Irak und Syrien sind zerfallende Länder. Zwischen den unterschiedlichen Bevölkerungsgruppen und Religionen regieren Hass und Krieg. Es zieht nicht nur die ISIS (IS) mordend durch Irak und Syrien und führt einen Vernichtungsfeldzug gegen andere Religionen. Ebenso entführen, foltern, vergewaltigen und töten schiitische Milizen im Irak sunnitische Muslime. Straflosigkeit wird ihnen von der eigenen Regierung zugestanden. Großflächige ethnische Vertreibungen kennzeichnen weiter Landesteile beider Länder. Alle Religions- und Bevölkerungsgruppen; Sunniten, Schiiten, Aleviten, Christen und Jesiden, Araber wie Kurden, haben Opfer zu beklagen und sehen in eine ungewisse Zukunft. Kriegsverbrechen, Folterungen, Morde und Vertreibungen begehen ebenso die Truppen des syrischen Diktators Assad wie die Truppen seiner Gegner. Zivile Opfer in hoher Anzahl sind auch durch die US-amerikanischen Luftangriffe zu verzeichnen. Für die Menschen sind Syrien und der Irak zu einem Inferno geworden. Wie kann es weitergehen?

 

Dauerhafter Konflikt bei fortbestehendem staatlichem Zerfall

Ein echter Durchbruch gelingt niemanden, aber die Konfliktbeteiligten sichern sich Kernzonen der Machtausübung. Das Assad-Regime, die schiitisch dominierte irakische Regierung, die ISIS (IS), die al-Nusra Front in Syrien, Kurden in Irak und in Syrien sowie die sogenannten moderaten Rebellen, wie die Syrian Revolutionary Front (SRF) können sich in einzelnen Landesteilen und Gebieten festsetzen. Da Offensiven aller Seiten stagnieren, entsteht ein durch immer wieder stattfindende und temporär aufflammende Kämpfe gekennzeichneter Status Quo, der vermutlich auch anhaltende Drohnen- und Bombenangriffe der USA und ihrer Verbündeten auf ISIS-Stellungen und andere islamistische Kräfte einschließen wird. Um einen Einflusspartner am Boden zu haben, werden die USA und ihrer Verbündeten sogenannte moderate Rebellen stärker unterstützen und mit Waffen beliefern. Vor dem Hintergrund wechselnder Bündnisse und der Nähe eines Teiles der „moderaten „ Rebellen zur al Nusra Front (siehe hier) und anderen radikalen Islamisten, sowie aufgrund von Eroberungen werden diese Waffen ebenso bei der ISIS (IS) landen und der Absicherung von deren Machtgebieten Vorschub leisten.

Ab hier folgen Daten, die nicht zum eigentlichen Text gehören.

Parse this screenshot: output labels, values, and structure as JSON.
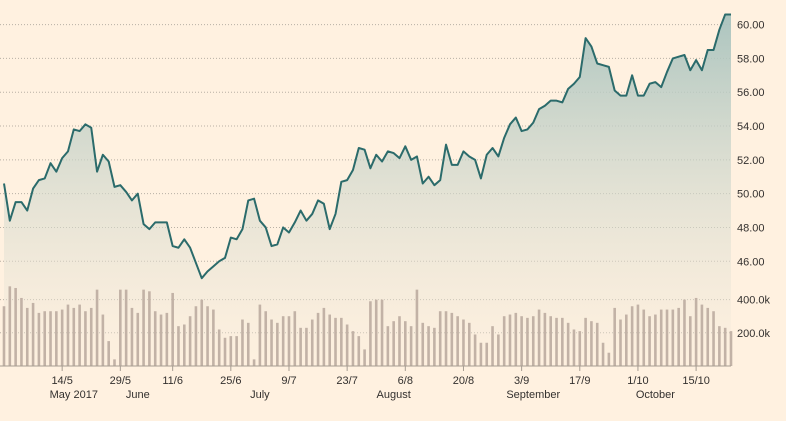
{
  "chart_data": {
    "type": "line",
    "price": {
      "y_ticks": [
        46,
        48,
        50,
        52,
        54,
        56,
        58,
        60
      ],
      "y_tick_labels": [
        "46.00",
        "48.00",
        "50.00",
        "52.00",
        "54.00",
        "56.00",
        "58.00",
        "60.00"
      ],
      "ylim": [
        44.3,
        61.1
      ],
      "values": [
        50.6,
        48.4,
        49.5,
        49.5,
        49.0,
        50.3,
        50.8,
        50.9,
        51.8,
        51.3,
        52.1,
        52.5,
        53.8,
        53.7,
        54.1,
        53.9,
        51.3,
        52.3,
        51.9,
        50.4,
        50.5,
        50.1,
        49.6,
        50.0,
        48.2,
        47.9,
        48.3,
        48.3,
        48.3,
        46.9,
        46.8,
        47.3,
        46.8,
        45.9,
        45.0,
        45.4,
        45.7,
        46.0,
        46.2,
        47.4,
        47.3,
        47.9,
        49.6,
        49.7,
        48.4,
        48.0,
        46.9,
        47.0,
        48.0,
        47.7,
        48.3,
        49.0,
        48.4,
        48.8,
        49.6,
        49.4,
        47.9,
        48.8,
        50.7,
        50.8,
        51.4,
        52.7,
        52.6,
        51.5,
        52.3,
        51.9,
        52.5,
        52.4,
        52.1,
        52.8,
        52.0,
        52.2,
        50.6,
        51.0,
        50.5,
        50.8,
        52.9,
        51.7,
        51.7,
        52.5,
        52.2,
        52.0,
        50.9,
        52.3,
        52.7,
        52.2,
        53.3,
        54.1,
        54.5,
        53.7,
        53.8,
        54.2,
        55.0,
        55.2,
        55.5,
        55.5,
        55.4,
        56.2,
        56.5,
        56.9,
        59.2,
        58.7,
        57.7,
        57.6,
        57.5,
        56.1,
        55.8,
        55.8,
        57.0,
        55.8,
        55.8,
        56.5,
        56.6,
        56.3,
        57.2,
        58.0,
        58.1,
        58.2,
        57.3,
        57.9,
        57.3,
        58.5,
        58.5,
        59.7,
        60.6,
        60.6
      ]
    },
    "volume": {
      "y_ticks": [
        200000,
        400000
      ],
      "y_tick_labels": [
        "200.0k",
        "400.0k"
      ],
      "ylim": [
        0,
        500000
      ],
      "values": [
        360000,
        480000,
        470000,
        410000,
        350000,
        380000,
        320000,
        330000,
        330000,
        330000,
        340000,
        370000,
        350000,
        370000,
        330000,
        350000,
        460000,
        310000,
        150000,
        40000,
        460000,
        460000,
        350000,
        320000,
        460000,
        450000,
        330000,
        310000,
        320000,
        440000,
        240000,
        250000,
        300000,
        360000,
        400000,
        360000,
        340000,
        220000,
        170000,
        180000,
        180000,
        280000,
        260000,
        40000,
        370000,
        330000,
        280000,
        260000,
        300000,
        300000,
        330000,
        230000,
        230000,
        280000,
        320000,
        350000,
        310000,
        290000,
        290000,
        250000,
        210000,
        180000,
        100000,
        390000,
        400000,
        400000,
        240000,
        270000,
        300000,
        270000,
        240000,
        460000,
        260000,
        240000,
        230000,
        330000,
        330000,
        320000,
        300000,
        280000,
        260000,
        190000,
        140000,
        140000,
        240000,
        190000,
        300000,
        310000,
        320000,
        300000,
        290000,
        300000,
        340000,
        320000,
        300000,
        290000,
        290000,
        260000,
        220000,
        210000,
        290000,
        270000,
        260000,
        140000,
        80000,
        350000,
        280000,
        310000,
        360000,
        370000,
        340000,
        300000,
        310000,
        340000,
        340000,
        340000,
        350000,
        400000,
        300000,
        410000,
        370000,
        350000,
        330000,
        240000,
        230000,
        210000
      ]
    },
    "x_ticks": [
      {
        "label": "14/5",
        "index": 10
      },
      {
        "label": "29/5",
        "index": 20
      },
      {
        "label": "11/6",
        "index": 29
      },
      {
        "label": "25/6",
        "index": 39
      },
      {
        "label": "9/7",
        "index": 49
      },
      {
        "label": "23/7",
        "index": 59
      },
      {
        "label": "6/8",
        "index": 69
      },
      {
        "label": "20/8",
        "index": 79
      },
      {
        "label": "3/9",
        "index": 89
      },
      {
        "label": "17/9",
        "index": 99
      },
      {
        "label": "1/10",
        "index": 109
      },
      {
        "label": "15/10",
        "index": 119
      }
    ],
    "month_labels": [
      {
        "label": "May 2017",
        "index": 12
      },
      {
        "label": "June",
        "index": 23
      },
      {
        "label": "July",
        "index": 44
      },
      {
        "label": "August",
        "index": 67
      },
      {
        "label": "September",
        "index": 91
      },
      {
        "label": "October",
        "index": 112
      }
    ],
    "colors": {
      "line": "#2b6b6b",
      "fill_top": "#a7c2bd",
      "fill_bottom": "#fbeedd",
      "volume_bar": "#c2b2a6"
    }
  }
}
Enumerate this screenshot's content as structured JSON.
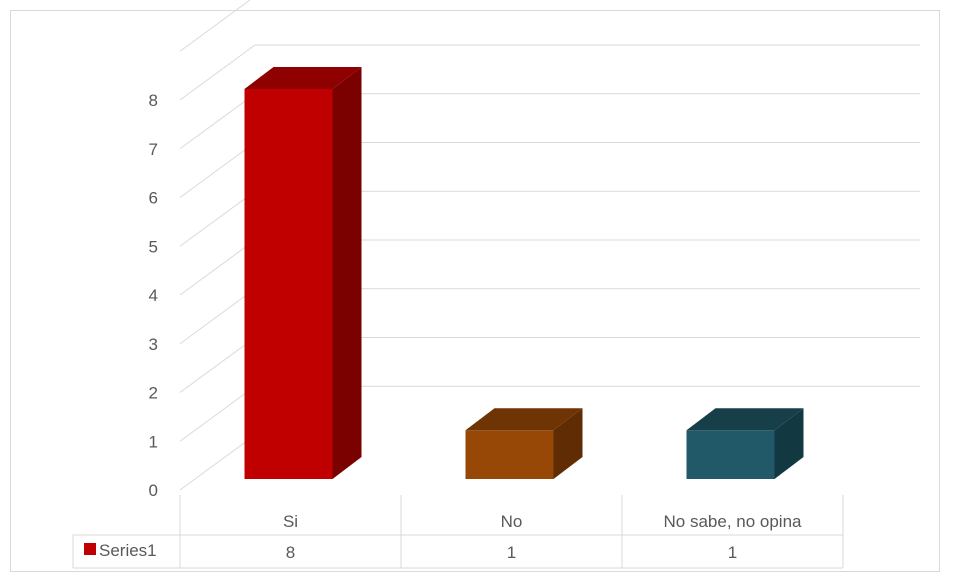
{
  "chart_data": {
    "type": "bar",
    "style": "3d-column-with-data-table",
    "categories": [
      "Si",
      "No",
      "No sabe, no opina"
    ],
    "series": [
      {
        "name": "Series1",
        "values": [
          8,
          1,
          1
        ],
        "legend_color": "#c00000"
      }
    ],
    "bar_colors": [
      {
        "front": "#c00000",
        "side": "#7b0000",
        "top": "#8f0000"
      },
      {
        "front": "#974706",
        "side": "#5f2c03",
        "top": "#6e3404"
      },
      {
        "front": "#215968",
        "side": "#123842",
        "top": "#163f4a"
      }
    ],
    "ylim": [
      0,
      8
    ],
    "yticks": [
      "0",
      "1",
      "2",
      "3",
      "4",
      "5",
      "6",
      "7",
      "8"
    ],
    "grid": true,
    "data_table": true,
    "title": "",
    "xlabel": "",
    "ylabel": ""
  }
}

Im Ergebnis resultiert eine Fragmentierung und Teilauflösung von Irak und Syrien und der Einzug somalischer Verhältnisse. Menschenrechtsverletzungen mit Verschleppungen, Folterungen, Exekutionen sowie kriegerischen Angriffe auf Zivilisten werden zur Tagesordnung gehören. In den ISIS-Gebieten wird eine radikal islamistische Herrschaft errichtet, die - auch wenn sie den Durchbruch verfehlte – weltweite Anziehungskraft ausüben, ausländische Kämpfer anziehen und Verankerung terroristischer Strukturen fördert. Repression und Unterdrückung verschärfen werden aber auch das Assad-Regime und die irakische Regierung in den von ihnen kontrollierten Gebieten, wobei Milizen, die keinerlei rechtsstaatlicher Kontrolle unterliegen, eine wichtige Rolle spielen werden.

 

Krieg gegen ISIS (IS) und Assad führt zur weiteren Eskalation

Das Bombardement gegen die ISIS (IS) ist nur der Vorlauf zu einer Ausdehnung der westlichen Bombenangriffe auf die Truppen des syrischen Diktators Assad. Die sogenannten moderaten Rebellen verfügen über keine ernsthaften militärischen Kräfte und nur begrenzten politischen Rückhalt in der Bevölkerung. Sie können militärisch auf sich allein gestellt nicht siegen. Die erhalten daher massive Unterstützung aus der Luft, Waffenlieferungen und Training. Weitreichende Bombardierungen auf ISIS (IS) Stellungen in Irak und Syrien, sowie auf Stellungen der Assad-Truppen führen zu massiven Kollateralschäden unter der Zivilbevölkerung und zur weiteren Zerstörung der Infrastruktur beider Länder. Es setzt sich das türkische Wunschszenarium um und es kommt ggf. sogar zu einer Bodeninvasion von der Türkei aus in Teile Syriens. Verhindert werden soll so aus türkischer Perspektive, dass die den ISIS (IS) Angriff überlebenden kurdischen Gemeinschaften sich zu einer einheitlichen Struktur zusammenschließen. Assad-Truppen und die ISIS (IS) leisten heftige Gegenwehr. Dabei kann Assad auf Unterstützung durch Russland bauen. Im Rahmen der Zuspitzung der kriegerischen Situation kommt es zu einer Explosion der Todes-, Verletzten- und Flüchtlingszahlen. Ethnisch und religiös motivierte Massaker eskalieren und die Basis für dauerhaften Hass zwischen den Bevölkerungsgruppen wird gefestigt. Im Irak begehen unter dem Schutz der Luftangriffe vorrückende irakische Soldaten und schiitische Milizen schwerwiegende Menschenrechtsverletzungen und Massaker. Die Sunniten entfremden sich noch weiter vom irakischen Staat und werden letztlich in die Arme der eigentlich ungeliebten ISIS (IS) getrieben. Weder in Syrien noch im Irak entsteht eine Grundlage für eine demokratisch-rechtsstaatliche Gesellschaft. Der Sieg über ISIS (IS) und Assad wird entweder durch eine ebenso brutale Terrorherrschaft aufrechterhalten oder, was wahrscheinlicher ist, es resultiert ein weiterer Zerfall beider Staaten mit weitreichender Anarchie und lokaler Machtausübung durch unterschiedlich motivierte Milizen wie derzeit in Libyen. Nach initialer Niederringung kommt es zu einer Erholung und einer erneuten Offensive von ISIS (IS). Ein Einsatz westlicher Bodentruppen mag erforderlich werden, um einen äußerst fragilen und gewalttätigen Status Quo zu erhalten.

 

Kompromiss-Bündnis aller gegen ISIS (IS)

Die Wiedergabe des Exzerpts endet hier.